Vous dites « foudres des souverainistes .. », « certains souverainistes .. », « journalistes à tendances nationalistes .. », etc. Comme si les termes souverainiste et nationaliste désignent seulement les Québécois qui ne pensent pas comme vous. Pourtant, tous les pays du monde, y inclus le canada-des-anglos, sont souverains et donc peuplés de souverainistes. De plus, la pensée nationaliste est largement répandue dans plusieurs nations du monde.
Pourquoi ne dites-vous pas « souverainistes du Québec », « souverainistes Québécois », « nationalistes Québécois », etc. ? N’est-ce pas parce que vous voulez éviter de suggérer que nous ne nous sommes pas seuls dans le monde ?
Poser la question c’est y répondre : Vous ne voulez pas montrer que nous sommes parfaitement normaux dans notre souverainisme et notre nationalisme.
Une autre façon plus juste de vous distinguer de nous sans souligner le caractère universelle de NOTRE démarche serait de le faire par ce qui VOUS particularise le mieux : Le **soumissionisme**. Ce terme vous représente très bien car vous et les autres ‘’fédéralistes’’ Québécois êtes pratiquement les seuls humains sur cette planète à vouloir la perpétuation de la soumission d'un peuple à un autre. Ainsi, vous pourriez dire « nous, les soumissionistes, pensons que le Québec est mieux de rester sous le contrôle d’Ottawa », ou bien « notre mouvement soumissioniste croit que les peuples vivent mieux lorsque leur pouvoirs nationaux, stratégiques et économiques sont détenus par des étrangers. »
Si le mot soumissioniste vous déplaît, vous pouvez aussi vous dire **dépendantiste**, puisque vous êtes clairement contre l’indépendance, et parler ainsi : « la dépendance garantie le respect de nos droits », « il vaut mieux être dépendant », etc.
Amis souverainistes .. »
Drette-là, la suspicion est de mise.
« on ne peut que se réjouir de vivre dans un régime constitutionnel dans lequel les trois branches du gouvernement sont soumises à une Charte (... )à l'abri de toute autre considération que celle de protéger les droits fondamentaux. »
Un Régime constitutionnel n'est démocratique que s'il est nommément approuvé par le peuple, à défaut, c'est un Régime autocrate qui s'impose par-dessus la tête du peuple.

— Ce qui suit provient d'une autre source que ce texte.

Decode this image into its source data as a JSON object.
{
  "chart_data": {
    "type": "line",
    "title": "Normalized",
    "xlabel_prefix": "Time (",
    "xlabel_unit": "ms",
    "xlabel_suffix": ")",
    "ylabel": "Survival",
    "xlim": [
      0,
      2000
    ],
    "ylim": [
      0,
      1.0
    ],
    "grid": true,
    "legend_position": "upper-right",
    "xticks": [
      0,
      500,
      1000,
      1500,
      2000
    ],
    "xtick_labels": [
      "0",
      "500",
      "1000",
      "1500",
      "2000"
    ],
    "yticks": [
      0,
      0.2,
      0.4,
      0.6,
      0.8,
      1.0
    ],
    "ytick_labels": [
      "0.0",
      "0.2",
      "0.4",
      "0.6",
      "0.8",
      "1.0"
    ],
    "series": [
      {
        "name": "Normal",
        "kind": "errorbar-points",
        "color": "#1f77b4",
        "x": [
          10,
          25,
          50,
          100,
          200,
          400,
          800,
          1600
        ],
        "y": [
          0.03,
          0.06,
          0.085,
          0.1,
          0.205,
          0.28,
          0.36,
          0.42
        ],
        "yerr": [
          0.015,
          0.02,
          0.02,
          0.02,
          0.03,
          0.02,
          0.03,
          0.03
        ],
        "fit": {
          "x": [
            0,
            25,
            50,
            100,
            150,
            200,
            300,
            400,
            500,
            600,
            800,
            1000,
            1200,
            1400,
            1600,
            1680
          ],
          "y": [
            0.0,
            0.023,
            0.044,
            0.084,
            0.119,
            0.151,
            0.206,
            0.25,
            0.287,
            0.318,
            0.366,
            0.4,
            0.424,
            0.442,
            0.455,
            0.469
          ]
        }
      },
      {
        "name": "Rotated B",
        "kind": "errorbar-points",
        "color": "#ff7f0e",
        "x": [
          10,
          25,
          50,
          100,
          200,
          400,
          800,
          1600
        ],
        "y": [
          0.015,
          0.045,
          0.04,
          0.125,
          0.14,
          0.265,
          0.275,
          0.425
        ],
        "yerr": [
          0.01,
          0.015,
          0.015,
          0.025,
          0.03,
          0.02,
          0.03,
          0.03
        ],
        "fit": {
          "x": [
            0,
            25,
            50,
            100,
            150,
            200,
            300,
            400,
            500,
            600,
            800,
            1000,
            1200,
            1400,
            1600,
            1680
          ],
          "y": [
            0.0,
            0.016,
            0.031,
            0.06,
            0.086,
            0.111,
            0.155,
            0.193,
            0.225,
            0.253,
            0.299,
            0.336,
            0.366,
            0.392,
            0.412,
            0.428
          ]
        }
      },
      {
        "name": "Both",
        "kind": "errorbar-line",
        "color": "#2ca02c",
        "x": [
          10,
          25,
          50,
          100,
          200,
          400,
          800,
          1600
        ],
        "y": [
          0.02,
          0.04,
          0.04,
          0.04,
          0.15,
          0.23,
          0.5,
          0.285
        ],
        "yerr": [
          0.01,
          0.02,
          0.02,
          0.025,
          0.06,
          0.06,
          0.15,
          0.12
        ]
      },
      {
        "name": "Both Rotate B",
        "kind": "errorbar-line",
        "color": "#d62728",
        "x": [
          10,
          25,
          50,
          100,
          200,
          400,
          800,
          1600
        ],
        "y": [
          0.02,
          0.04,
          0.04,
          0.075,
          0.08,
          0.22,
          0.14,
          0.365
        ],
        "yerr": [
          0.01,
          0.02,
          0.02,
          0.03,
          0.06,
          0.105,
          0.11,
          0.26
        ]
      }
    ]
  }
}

Bien sûr, dans un État de droit démocratique, la Constitution est là pour gouverner les gouvernements qui gouvernent le peuple et encadrer leurs pouvoirs contre l'arbitraire, mais il n'y a démocratie que lorsque le peuple et lui seul trône au sommet de l'État ; et le peuple trône au sommet de l'État si, et seulement si, il approuve les Actes constituants de l'État. Ce n'est pas le cas dans l'État de clair déni démocratique actuel qui s'impose par-dessus la tête du peuple sans jamais avoir ni sollicité ni obtenu l'aval référendaire du peuple souverain du Québec alors qu'il s'applique à son sol et sous-sol national du Québec.

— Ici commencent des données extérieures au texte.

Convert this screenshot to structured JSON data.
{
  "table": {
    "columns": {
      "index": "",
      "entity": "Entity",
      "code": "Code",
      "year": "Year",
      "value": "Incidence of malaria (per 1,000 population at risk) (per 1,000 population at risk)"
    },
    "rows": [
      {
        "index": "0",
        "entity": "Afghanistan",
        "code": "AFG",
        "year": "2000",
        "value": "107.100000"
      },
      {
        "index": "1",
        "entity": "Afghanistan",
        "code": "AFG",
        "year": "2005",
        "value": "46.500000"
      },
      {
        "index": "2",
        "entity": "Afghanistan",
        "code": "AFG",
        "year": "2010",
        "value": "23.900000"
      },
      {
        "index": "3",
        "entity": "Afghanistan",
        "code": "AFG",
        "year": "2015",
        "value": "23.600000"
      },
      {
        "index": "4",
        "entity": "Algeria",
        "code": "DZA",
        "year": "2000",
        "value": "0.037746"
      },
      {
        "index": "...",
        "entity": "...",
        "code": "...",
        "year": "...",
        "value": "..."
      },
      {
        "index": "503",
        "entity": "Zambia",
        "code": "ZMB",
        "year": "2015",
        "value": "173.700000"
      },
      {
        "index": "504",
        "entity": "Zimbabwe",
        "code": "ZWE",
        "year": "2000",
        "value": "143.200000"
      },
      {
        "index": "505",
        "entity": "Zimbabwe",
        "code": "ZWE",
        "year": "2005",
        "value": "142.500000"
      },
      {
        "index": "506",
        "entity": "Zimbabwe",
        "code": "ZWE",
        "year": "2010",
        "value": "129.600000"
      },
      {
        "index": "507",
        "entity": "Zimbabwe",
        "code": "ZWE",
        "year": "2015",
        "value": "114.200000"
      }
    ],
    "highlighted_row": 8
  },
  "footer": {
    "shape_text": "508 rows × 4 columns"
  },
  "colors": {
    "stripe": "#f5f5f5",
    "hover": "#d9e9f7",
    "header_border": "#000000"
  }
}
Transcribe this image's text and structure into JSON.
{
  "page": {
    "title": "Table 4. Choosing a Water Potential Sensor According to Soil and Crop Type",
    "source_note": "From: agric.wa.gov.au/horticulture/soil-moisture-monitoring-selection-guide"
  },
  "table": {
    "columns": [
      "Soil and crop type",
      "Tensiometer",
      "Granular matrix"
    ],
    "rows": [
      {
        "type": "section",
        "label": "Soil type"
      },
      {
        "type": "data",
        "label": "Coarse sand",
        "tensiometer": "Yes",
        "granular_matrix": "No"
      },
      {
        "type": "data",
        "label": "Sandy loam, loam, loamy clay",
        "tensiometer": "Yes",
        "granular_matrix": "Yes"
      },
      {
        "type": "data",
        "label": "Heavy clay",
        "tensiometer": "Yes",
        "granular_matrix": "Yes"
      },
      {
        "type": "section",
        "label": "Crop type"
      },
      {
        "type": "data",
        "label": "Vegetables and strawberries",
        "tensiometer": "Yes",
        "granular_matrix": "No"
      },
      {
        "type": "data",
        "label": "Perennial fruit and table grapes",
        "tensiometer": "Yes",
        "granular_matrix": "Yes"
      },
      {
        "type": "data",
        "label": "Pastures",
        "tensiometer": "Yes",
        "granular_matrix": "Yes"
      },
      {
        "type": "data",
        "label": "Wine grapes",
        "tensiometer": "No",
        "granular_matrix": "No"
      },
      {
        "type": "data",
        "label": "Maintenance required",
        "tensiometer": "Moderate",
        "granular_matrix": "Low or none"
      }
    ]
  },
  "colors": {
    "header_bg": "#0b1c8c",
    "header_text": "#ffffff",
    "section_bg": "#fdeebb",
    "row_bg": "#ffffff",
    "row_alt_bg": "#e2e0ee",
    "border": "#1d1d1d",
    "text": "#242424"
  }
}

Tous les États doivent obéir à la même règle, non pas seulement les États à venir mais aussi l'État présent.
Je trouve cette attitude particulièrement antidémocratique. Mais c'est ok. Ça vien de fédéralistes...
Quel culot! Votre texte, qui soit dit en passant, transpire l'arrogance Libérale classique est aussi démagogique que les propos que vous reprochez à vos opposants politique. Pour ce qui est des billets journalistique démagogue que vous cités, qu'ils aient d'un spectre politique à l'autre ne change rien car il s'agit d'Opinions! Lorsqu'on donne son avis, on n'écrit pas un article d'encyclopédie, on se fit à nos connaissance et à notre point de vue sur le sujet; il est donc normal que celà soit ''biaisé''.
Par ailleurs vous omettez de dire que le PLQ a imposé ses vues pendant 9 ans sans avoir une majorité (50%)
Ne serait-il pas temps que les fédéralistes consultent les québécois sur les questions constitutionnelles ? De quoi donc ont-ils peur, sinon de se faire dire non et d'être obligés de négocier autre chose avec le ROC, ce qui démontrerait leur absence de marge de manœuvre et le fait qu'ils n'ont aucun atout et aucun pouvoir de négociation.
Alors vous pouvez bien nous servir l'habituel placotage hypocrite des fédéralistes, il n'en demeure pas moins vrai qu'il n'y a absolument rien qui pourrait justifier la signature du torchon à PET par un simple vote de l'AN. Alors le couillon va devoir trouver autre chose pour satisfaire son complexe de colonisé.